Due to the family's difficult financial situation, Barak dropped out of school at age 13 and lived on the streets for the following five years before being drafted into the Army. After serving two years, he quit and moved to Astaneh-ye Ashrafiyeh, where he found a job as a labourer.

In 2005, Barak married a local woman. He would eventually start working as a taxi driver. He was arrested after a woman accused him of attempted kidnapping.

== Murders ==
The first two murders occurred in the cities of Langarud and Astaneh-ye Ashrafiyeh in 2006, after which Barak and his wife moved to Karaj. For the first several months of his residence there, he decided to attempt to live a normal life for the sake of his wife, but eventually returned to his old habits because killing made him "feel calm".

In February 2008, the body of a 35-year-old woman was discovered near a highway in Kamal Shahr. A police unit was quickly dispatched to the crime scene, with one of the investigators determining that she had been strangled with a cloth, likely at another location, before being dumped at the crime scene. About a month later, the body of another woman was found in similar circumstances, followed by a third victim in April, who was found strangled with her own headscarf near Qezel Hesar. The belief that a serial killer was operating in the area was cemented with the discovery of a fourth victim in May, with an autopsy determining that she had suffocated to death.
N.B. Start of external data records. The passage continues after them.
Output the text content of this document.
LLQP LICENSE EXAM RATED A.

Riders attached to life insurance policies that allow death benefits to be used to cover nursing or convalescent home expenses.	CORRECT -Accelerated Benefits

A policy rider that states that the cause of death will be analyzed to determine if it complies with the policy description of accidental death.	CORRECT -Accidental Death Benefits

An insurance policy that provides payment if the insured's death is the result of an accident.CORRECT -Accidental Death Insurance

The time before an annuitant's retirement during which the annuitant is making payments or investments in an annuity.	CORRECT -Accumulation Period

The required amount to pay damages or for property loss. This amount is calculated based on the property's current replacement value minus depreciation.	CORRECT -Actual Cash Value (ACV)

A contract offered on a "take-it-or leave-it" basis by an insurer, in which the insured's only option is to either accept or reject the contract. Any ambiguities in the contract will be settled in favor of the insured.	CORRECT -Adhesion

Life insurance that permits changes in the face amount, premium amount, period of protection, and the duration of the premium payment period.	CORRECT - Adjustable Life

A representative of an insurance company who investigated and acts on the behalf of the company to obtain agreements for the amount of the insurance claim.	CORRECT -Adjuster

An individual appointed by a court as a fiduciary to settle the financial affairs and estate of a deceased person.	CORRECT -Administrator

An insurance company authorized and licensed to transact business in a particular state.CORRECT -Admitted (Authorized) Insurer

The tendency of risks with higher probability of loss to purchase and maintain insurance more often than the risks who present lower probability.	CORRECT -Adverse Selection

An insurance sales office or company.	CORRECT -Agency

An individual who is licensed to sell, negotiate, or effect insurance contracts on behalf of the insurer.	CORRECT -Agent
On 29 June, the body of the fifth victim was found near the Payam International Airport in Karaj, with criminal investigators again determining that she had likely been killed at another location. About two days later, authorities found the body of a 24-year-old woman in Kamal Shahr, who had recently been declared missing after failing to return home from shopping. Like the previous victims, she had been strangled with her own headscarf. Just a few days later, the body of yet another victim was found on an isolated road near Qezel Hesar.

== Arrest, trial and execution ==
After examining the latest victim's phone calls, police traced a call to a young man named Omid, eventually identifying Omid Barak as the prime suspect in the killings. Apparently realizing that they were onto him, Barak fled to another city but was arrested on 10 July 2008. After being extradited back to Karaj, he confessed to all of the murders in subsequent interrogations. His wife was also arrested as an accomplice and was accused of aiding and abetting in at least six of the cases. In response, Barak repeatedly said that she had only helped in selling the victims' stolen items.
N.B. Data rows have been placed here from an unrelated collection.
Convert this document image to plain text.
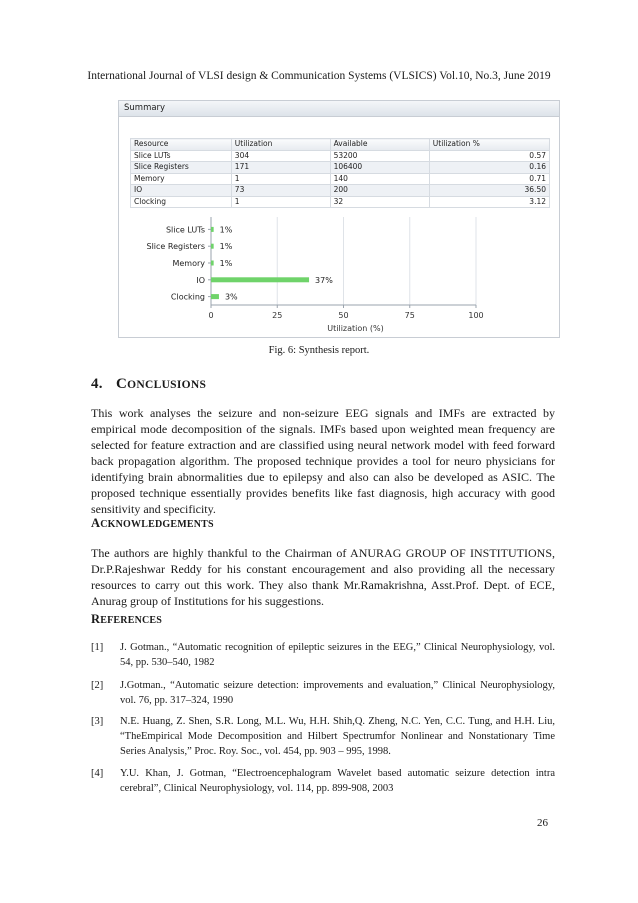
International Journal of VLSI design & Communication Systems (VLSICS) Vol.10, No.3, June 2019
Summary
Resource	Utilization	Available	Utilization %
Slice LUTs	304	53200	0.57
Slice Registers	171	106400	0.16
Memory	1	140	0.71
IO	73	200	36.50
Clocking	1	32	3.12
0	25	50	75	100
Utilization (%)
Slice LUTs 1%
Slice Registers 1%
Memory 1%
IO	37%
Clocking 3%
Fig. 6: Synthesis report.
4. CONCLUSIONS

This work analyses the seizure and non-seizure EEG signals and IMFs are extracted by empirical mode decomposition of the signals. IMFs based upon weighted mean frequency are selected for feature extraction and are classified using neural network model with feed forward back propagation algorithm. The proposed technique provides a tool for neuro physicians for identifying brain abnormalities due to epilepsy and also can also be developed as ASIC. The proposed technique essentially provides benefits like fast diagnosis, high accuracy with good sensitivity and specificity.

ACKNOWLEDGEMENTS

The authors are highly thankful to the Chairman of ANURAG GROUP OF INSTITUTIONS, Dr.P.Rajeshwar Reddy for his constant encouragement and also providing all the necessary resources to carry out this work. They also thank Mr.Ramakrishna, Asst.Prof. Dept. of ECE, Anurag group of Institutions for his suggestions.

REFERENCES
[1] J. Gotman., “Automatic recognition of epileptic seizures in the EEG,” Clinical Neurophysiology, vol. 54, pp. 530–540, 1982
[2] J.Gotman., “Automatic seizure detection: improvements and evaluation,” Clinical Neurophysiology, vol. 76, pp. 317–324, 1990
[3] N.E. Huang, Z. Shen, S.R. Long, M.L. Wu, H.H. Shih,Q. Zheng, N.C. Yen, C.C. Tung, and H.H. Liu, “TheEmpirical Mode Decomposition and Hilbert Spectrumfor Nonlinear and Nonstationary Time Series Analysis,” Proc. Roy. Soc., vol. 454, pp. 903 – 995, 1998.
[4] Y.U. Khan, J. Gotman, “Electroencephalogram Wavelet based automatic seizure detection intra cerebral”, Clinical Neurophysiology, vol. 114, pp. 899-908, 2003
26
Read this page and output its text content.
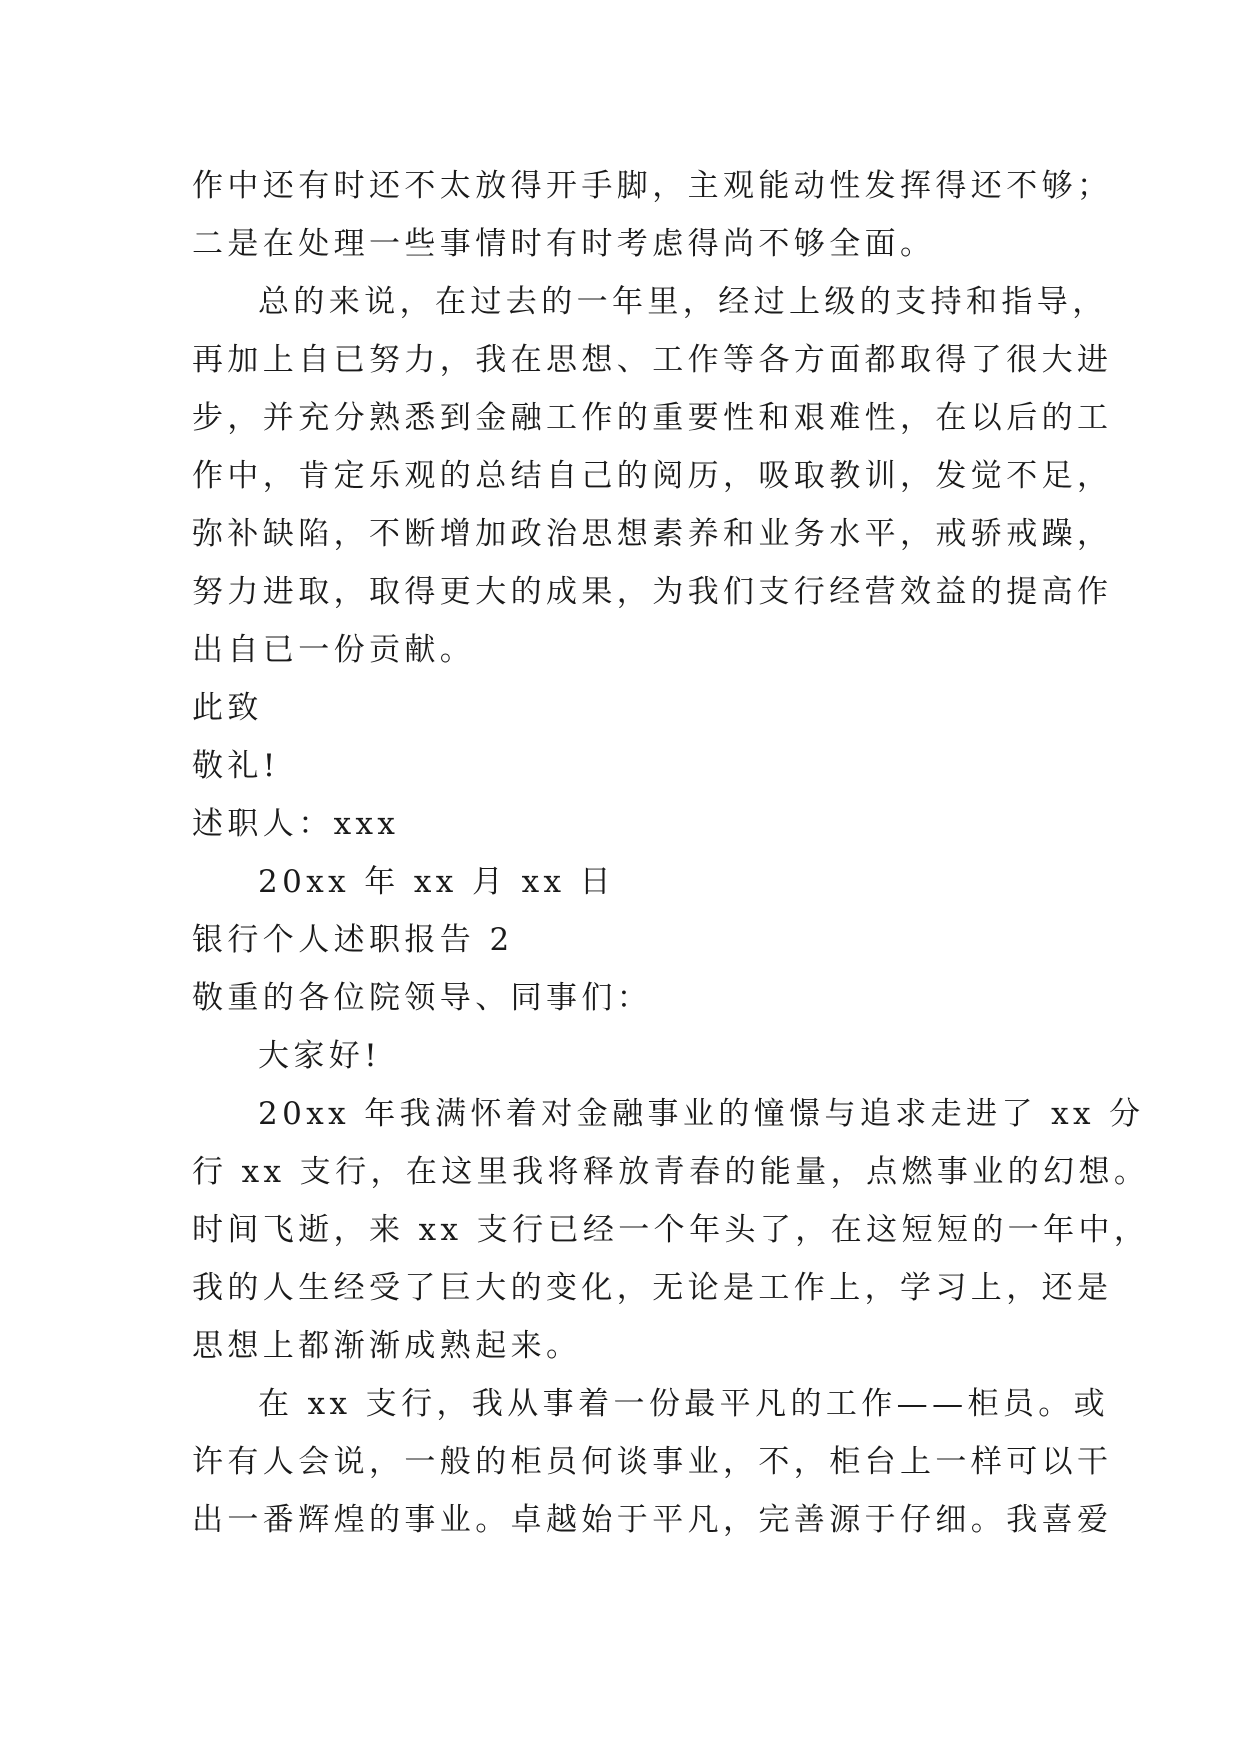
作中还有时还不太放得开手脚，主观能动性发挥得还不够；

二是在处理一些事情时有时考虑得尚不够全面。

总的来说，在过去的一年里，经过上级的支持和指导，

再加上自已努力，我在思想、工作等各方面都取得了很大进

步，并充分熟悉到金融工作的重要性和艰难性，在以后的工

作中，肯定乐观的总结自己的阅历，吸取教训，发觉不足，

弥补缺陷，不断增加政治思想素养和业务水平，戒骄戒躁，

努力进取，取得更大的成果，为我们支行经营效益的提高作

出自已一份贡献。

此致

敬礼!

述职人：xxx

20xx 年 xx 月 xx 日

银行个人述职报告 2

敬重的各位院领导、同事们：

大家好!

20xx 年我满怀着对金融事业的憧憬与追求走进了 xx 分

行 xx 支行，在这里我将释放青春的能量，点燃事业的幻想。

时间飞逝，来 xx 支行已经一个年头了，在这短短的一年中，

我的人生经受了巨大的变化，无论是工作上，学习上，还是

思想上都渐渐成熟起来。

在 xx 支行，我从事着一份最平凡的工作——柜员。或

许有人会说，一般的柜员何谈事业，不，柜台上一样可以干

出一番辉煌的事业。卓越始于平凡，完善源于仔细。我喜爱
During the trial, Barak entered an insanity plea, claiming that he was under the effects of neuroleptics at the time of the crimes. The results of a psychiatric examination disproved these claims, however, and he was subsequently convicted on ten counts of murder, eight counts of adultery, and two counts of rape. He would later be convicted for aiding and abetting and for receiving stolen property, for which he was given a 5-year prison term and 74 lashes.
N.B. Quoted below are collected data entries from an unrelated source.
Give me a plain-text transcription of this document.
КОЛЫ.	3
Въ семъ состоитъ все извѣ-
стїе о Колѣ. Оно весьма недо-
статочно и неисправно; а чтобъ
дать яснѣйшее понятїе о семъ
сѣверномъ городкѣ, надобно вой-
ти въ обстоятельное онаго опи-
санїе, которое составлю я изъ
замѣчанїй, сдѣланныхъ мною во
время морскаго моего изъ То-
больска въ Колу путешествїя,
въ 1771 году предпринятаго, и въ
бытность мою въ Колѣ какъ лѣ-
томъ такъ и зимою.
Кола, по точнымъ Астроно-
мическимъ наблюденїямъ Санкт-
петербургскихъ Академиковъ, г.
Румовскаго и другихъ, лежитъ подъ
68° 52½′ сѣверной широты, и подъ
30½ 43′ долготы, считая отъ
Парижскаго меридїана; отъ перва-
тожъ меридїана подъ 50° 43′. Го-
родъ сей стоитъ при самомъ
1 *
While awaiting execution, Barak was interviewed by several journalists about his crimes, during which he continued to proclaim that he had acted out of his own accord and gave accurate details of each crime scene. However, days prior to his execution, he suddenly changed his stance and said that he had only moved the bodies, pinning all of the killings on his wife with the excuse that he was only trying to protect her. His explanations were not believed, and on 7 February 2011, he was publicly hanged in Karaj's Quds Square. As the execution was carried out early in the morning and no notice was handed out, it was only attended by the two security guards who performed the hanging. Reportedly, Barak showed no visible emotion during the procedure and was described as calm.

He was one among several convicts to be executed across the country on this date, including a trio of child rapists in Evin.